The project primarily proposes to use the meetupr R package developed by the R-Ladies org to query the API of meetup.com and retrieve data for R user / R-Ladies groups and display summaries via a static dashboard.
Highlights:
- Create R script that uses `meetupr` package to retrieve data for all R user groups on meetup.com
- Create R script that uses `meetupr` package to retrieve data for only R-Ladies groups on meetup.com
- With code, arrange these data in a particular format and save them in CSV files
- Create two static dashboards using HTML / CSS / JavaScript that can be hosted via GitHub pages to show summaries for these data by writing JS scripts to read and analyze the CSV files. Summaries include:
- total number of user groups
- total number of group members for all R user groups and R-Ladies groups,
- number of cities, countries and/or regions with R user group presence, etc
- Dashboards will include DataTables of user group data which can be searched and sorted interactively.
- Dashboards are proposed to contain interactive charts and map of group counts across countries.
- Leaderboards to highlight most active groups, recognize most active organizers, etc.
- Work Product classification for all past 185 GSoC projects + this year’s projects
- Mentor names should be appropriately written to be consistent (some are not full names or differ along the list or are just user names)
- Show count of unique mentors till date.
- Show count of returning mentors
- Show number of students returning as mentors
- Chart of most valuable mentors (based on number of projects mentored till date)
- Chart of yearly number of projects
- Chart of number of mentors per year
- Chart of Work-Product Distribution
- Number of projects funded till date and Number of students participated till date
- Deploy dashboard pages via GitHub Pages
- Help new users easily locate user groups or links on how to get help to start one.
- Displaying count of groups over an interactive world map could help in the identification of areas where groups are under-represented.
- Could help R Consortium’s RCDI-WG, R-Ladies, and RUGS projects monitor trends around user-group expansion worldwide.
- Could provide a way for the R-Foundation to estimate number of R users worldwide and plan diversity scholarships or other similar packages for useR! conferences.
- The output of this project could help provide better insights on how to develop an infrastructure to automatically track R events on a calendar (a need pointed out by the R Consortium here.)
- This work will add further validation for the `meetupr` package and possibly contribute to its vignette.
- A data-driven dashboard for R-GSoC projects could serve as a potential tool for the R Foundation, community and org admins, to understand trends, gain insights and potentially improve existing processes to attract more students and mentors
- Claudia Vitolo <[email protected]> is a member of R-Ladies Global Leadership team. She is a voting member of R Consortium’s Infrastructure Steering Committee (ISC), co-author of the `meetupr` package and has authored several R packages.
- Rick Pack <[email protected]> is a data scientist at LabCorp, a contributor and strong user of the `meetupr` package. He is an Analytics>Forward event organizer and R package author.
- Hans W. Borchers <[email protected]> is the maintainer of the “Optimization and Mathematical Programming” CRAN Task View. He has severally mentored R-GSoC projects and has a list of R-GSoC projects here.
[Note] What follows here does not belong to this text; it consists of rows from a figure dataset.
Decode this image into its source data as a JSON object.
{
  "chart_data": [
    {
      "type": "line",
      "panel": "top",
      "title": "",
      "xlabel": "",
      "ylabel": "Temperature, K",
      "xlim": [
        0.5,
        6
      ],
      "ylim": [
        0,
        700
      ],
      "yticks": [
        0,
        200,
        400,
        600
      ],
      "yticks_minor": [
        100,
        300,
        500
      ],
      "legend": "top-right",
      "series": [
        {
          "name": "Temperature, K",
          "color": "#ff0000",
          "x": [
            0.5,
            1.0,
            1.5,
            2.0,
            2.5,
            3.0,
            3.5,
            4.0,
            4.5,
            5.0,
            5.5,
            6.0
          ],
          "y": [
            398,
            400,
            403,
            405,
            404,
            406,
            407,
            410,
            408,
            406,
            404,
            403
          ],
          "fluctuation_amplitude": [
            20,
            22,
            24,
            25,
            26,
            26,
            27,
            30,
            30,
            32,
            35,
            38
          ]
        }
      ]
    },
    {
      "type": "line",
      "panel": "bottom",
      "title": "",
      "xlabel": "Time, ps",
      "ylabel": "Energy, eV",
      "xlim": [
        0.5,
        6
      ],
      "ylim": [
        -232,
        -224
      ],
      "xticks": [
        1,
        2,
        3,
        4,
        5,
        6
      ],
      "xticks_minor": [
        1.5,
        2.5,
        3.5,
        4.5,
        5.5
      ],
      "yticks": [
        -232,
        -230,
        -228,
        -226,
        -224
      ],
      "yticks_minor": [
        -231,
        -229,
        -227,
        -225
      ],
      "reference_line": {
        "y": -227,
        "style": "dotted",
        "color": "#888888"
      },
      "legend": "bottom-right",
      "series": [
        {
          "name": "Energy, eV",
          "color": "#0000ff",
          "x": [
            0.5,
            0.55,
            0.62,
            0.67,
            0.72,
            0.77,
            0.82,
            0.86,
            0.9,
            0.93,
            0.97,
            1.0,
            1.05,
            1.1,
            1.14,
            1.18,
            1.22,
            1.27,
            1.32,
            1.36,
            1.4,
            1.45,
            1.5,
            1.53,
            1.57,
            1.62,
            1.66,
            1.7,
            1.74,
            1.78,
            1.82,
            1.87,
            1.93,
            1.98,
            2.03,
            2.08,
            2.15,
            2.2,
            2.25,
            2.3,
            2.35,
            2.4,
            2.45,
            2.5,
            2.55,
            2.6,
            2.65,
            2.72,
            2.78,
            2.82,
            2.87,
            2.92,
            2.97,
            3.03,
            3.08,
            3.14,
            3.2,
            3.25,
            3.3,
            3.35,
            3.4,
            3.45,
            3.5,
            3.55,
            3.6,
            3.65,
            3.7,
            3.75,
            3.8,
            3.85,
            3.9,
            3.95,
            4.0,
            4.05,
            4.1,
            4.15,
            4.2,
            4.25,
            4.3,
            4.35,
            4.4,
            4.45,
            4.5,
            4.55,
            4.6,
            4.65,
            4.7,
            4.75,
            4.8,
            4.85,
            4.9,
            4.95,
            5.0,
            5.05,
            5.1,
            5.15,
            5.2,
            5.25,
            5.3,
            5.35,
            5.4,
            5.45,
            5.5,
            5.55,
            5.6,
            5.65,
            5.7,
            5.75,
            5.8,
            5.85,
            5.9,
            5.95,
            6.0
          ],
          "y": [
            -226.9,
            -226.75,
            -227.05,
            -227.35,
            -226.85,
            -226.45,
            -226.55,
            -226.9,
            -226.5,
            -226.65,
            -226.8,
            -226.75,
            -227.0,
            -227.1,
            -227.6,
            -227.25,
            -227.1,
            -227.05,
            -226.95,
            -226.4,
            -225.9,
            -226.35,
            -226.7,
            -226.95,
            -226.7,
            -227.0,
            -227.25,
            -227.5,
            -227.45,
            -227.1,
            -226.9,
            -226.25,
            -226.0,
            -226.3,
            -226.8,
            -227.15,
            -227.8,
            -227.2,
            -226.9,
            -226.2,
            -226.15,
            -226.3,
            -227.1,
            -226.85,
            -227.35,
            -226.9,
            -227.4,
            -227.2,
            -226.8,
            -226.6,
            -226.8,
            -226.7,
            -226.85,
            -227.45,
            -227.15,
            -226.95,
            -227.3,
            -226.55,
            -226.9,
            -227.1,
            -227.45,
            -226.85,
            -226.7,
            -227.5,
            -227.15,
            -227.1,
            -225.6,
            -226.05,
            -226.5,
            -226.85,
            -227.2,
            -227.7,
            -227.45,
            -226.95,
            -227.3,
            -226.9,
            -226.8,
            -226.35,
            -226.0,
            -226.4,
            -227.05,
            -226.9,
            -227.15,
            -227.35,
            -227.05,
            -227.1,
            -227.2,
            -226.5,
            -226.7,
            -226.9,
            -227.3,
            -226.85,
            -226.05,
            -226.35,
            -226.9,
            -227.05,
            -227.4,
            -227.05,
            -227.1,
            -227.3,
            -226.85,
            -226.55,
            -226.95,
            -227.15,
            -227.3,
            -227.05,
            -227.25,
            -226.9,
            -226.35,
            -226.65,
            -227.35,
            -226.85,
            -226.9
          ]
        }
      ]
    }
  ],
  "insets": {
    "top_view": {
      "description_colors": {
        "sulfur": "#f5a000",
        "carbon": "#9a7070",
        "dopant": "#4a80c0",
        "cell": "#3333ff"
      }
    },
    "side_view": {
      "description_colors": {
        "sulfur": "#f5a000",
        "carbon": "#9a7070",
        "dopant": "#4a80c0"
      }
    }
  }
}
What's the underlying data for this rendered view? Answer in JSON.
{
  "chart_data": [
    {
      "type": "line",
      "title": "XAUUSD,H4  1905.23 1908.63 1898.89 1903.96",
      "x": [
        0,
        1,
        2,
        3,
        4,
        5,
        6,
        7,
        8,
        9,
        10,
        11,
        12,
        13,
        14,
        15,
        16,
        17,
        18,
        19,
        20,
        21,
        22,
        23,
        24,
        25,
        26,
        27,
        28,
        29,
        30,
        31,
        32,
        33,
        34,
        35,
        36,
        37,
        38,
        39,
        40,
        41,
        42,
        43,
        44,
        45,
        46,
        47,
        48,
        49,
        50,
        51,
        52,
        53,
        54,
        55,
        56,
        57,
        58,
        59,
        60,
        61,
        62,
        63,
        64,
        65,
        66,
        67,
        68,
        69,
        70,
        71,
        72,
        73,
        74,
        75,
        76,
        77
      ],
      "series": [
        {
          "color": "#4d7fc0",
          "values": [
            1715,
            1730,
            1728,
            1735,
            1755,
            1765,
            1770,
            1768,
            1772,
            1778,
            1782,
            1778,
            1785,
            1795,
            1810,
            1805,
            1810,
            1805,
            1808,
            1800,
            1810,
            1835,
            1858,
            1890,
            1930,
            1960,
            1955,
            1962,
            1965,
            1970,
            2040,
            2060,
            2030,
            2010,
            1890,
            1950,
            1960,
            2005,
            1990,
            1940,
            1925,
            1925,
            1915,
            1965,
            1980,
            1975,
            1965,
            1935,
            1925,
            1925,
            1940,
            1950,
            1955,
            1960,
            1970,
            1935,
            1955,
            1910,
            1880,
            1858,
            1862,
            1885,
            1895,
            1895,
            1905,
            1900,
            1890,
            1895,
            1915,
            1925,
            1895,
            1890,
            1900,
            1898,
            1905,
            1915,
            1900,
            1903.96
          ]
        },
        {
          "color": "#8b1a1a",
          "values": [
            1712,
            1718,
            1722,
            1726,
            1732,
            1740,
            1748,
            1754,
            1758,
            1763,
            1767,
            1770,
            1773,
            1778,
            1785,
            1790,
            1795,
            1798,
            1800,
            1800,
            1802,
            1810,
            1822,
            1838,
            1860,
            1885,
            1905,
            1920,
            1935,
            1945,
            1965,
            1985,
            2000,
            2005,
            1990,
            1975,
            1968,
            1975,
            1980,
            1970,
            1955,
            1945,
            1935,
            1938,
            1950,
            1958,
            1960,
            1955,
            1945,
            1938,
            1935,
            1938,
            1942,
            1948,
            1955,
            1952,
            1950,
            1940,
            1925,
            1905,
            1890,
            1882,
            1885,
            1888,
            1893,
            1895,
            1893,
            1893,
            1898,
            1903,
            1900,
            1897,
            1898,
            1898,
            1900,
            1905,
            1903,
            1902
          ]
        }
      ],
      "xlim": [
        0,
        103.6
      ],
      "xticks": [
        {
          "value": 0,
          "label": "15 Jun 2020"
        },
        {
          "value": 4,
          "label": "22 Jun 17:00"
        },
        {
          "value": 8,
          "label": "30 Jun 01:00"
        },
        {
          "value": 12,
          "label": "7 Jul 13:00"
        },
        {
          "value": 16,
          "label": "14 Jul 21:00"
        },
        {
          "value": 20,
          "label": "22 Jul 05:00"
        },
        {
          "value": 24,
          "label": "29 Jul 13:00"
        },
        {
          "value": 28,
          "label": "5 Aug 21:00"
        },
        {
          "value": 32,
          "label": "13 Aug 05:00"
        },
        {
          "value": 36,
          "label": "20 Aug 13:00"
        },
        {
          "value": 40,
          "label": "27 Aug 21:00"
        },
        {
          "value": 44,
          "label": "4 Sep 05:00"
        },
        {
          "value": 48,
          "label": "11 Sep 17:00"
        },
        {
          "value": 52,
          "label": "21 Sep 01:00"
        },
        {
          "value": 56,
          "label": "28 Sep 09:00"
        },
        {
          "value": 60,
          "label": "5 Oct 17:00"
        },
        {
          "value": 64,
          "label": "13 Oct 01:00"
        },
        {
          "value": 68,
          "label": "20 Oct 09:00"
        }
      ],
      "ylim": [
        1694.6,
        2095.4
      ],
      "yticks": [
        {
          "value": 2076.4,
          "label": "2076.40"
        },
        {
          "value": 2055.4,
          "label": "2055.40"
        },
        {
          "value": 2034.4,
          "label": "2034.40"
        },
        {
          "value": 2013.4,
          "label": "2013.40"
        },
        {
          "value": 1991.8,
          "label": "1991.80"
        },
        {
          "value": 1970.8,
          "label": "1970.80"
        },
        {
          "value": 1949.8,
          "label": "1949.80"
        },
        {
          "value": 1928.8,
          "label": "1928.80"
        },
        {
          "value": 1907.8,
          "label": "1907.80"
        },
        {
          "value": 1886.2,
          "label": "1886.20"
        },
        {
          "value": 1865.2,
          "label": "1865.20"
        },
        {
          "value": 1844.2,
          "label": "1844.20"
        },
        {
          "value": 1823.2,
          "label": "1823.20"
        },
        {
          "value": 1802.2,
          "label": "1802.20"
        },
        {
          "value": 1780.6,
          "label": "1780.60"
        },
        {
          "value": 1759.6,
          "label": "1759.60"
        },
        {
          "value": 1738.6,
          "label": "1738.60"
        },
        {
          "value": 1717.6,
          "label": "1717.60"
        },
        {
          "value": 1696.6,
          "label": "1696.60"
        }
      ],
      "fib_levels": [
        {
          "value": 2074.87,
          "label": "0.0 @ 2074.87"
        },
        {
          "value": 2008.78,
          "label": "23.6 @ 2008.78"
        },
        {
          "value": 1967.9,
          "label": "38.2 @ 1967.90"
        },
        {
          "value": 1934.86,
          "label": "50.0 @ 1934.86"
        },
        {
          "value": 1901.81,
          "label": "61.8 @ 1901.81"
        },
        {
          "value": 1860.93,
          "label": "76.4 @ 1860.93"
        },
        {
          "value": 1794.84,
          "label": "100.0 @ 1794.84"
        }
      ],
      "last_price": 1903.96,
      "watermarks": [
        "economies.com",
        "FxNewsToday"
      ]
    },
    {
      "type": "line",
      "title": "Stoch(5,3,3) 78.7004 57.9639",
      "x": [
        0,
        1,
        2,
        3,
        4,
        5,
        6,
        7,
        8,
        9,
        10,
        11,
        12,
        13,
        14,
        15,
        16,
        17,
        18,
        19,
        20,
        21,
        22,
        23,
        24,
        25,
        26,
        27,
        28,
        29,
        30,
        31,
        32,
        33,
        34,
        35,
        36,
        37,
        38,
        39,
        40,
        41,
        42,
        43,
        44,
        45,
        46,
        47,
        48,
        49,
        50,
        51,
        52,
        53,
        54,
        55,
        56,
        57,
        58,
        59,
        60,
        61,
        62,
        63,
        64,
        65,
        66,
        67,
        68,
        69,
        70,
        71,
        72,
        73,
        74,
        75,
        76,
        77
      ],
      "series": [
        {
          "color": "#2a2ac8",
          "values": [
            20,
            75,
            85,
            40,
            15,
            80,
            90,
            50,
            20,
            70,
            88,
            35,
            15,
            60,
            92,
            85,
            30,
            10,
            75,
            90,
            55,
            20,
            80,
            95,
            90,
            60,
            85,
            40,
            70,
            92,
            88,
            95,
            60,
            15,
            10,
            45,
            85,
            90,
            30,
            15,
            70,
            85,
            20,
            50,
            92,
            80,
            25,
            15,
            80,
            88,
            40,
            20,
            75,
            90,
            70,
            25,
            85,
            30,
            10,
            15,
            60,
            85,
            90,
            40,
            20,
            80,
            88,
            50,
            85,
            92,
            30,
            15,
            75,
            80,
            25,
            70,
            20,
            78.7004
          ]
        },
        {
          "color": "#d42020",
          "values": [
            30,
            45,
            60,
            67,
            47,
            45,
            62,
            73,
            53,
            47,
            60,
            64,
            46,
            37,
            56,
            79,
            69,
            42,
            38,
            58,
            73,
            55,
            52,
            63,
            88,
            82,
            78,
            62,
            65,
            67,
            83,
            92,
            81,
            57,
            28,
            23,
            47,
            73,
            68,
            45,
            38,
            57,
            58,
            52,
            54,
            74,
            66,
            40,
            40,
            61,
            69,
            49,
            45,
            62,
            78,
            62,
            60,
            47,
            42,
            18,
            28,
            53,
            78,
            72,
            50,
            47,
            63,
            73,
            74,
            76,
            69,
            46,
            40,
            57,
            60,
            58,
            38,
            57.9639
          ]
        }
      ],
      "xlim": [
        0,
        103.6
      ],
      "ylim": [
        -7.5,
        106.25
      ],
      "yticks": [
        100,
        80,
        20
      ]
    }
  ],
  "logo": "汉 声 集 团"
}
- Show proof of work using the meetupr package to query the Meetup.com API
- Show proof of work using d3.js and pure JavaScript to read CSV data, group it using the nest() function, and log data on the console.
- Show proof of work using JavaScript to display CSV data on a DataTable
- Show proof of work using echarts.js to visualize JSON or JavaScript array data.
- Display knowledge of using any open-source HTML Dashboard Bootstrap template.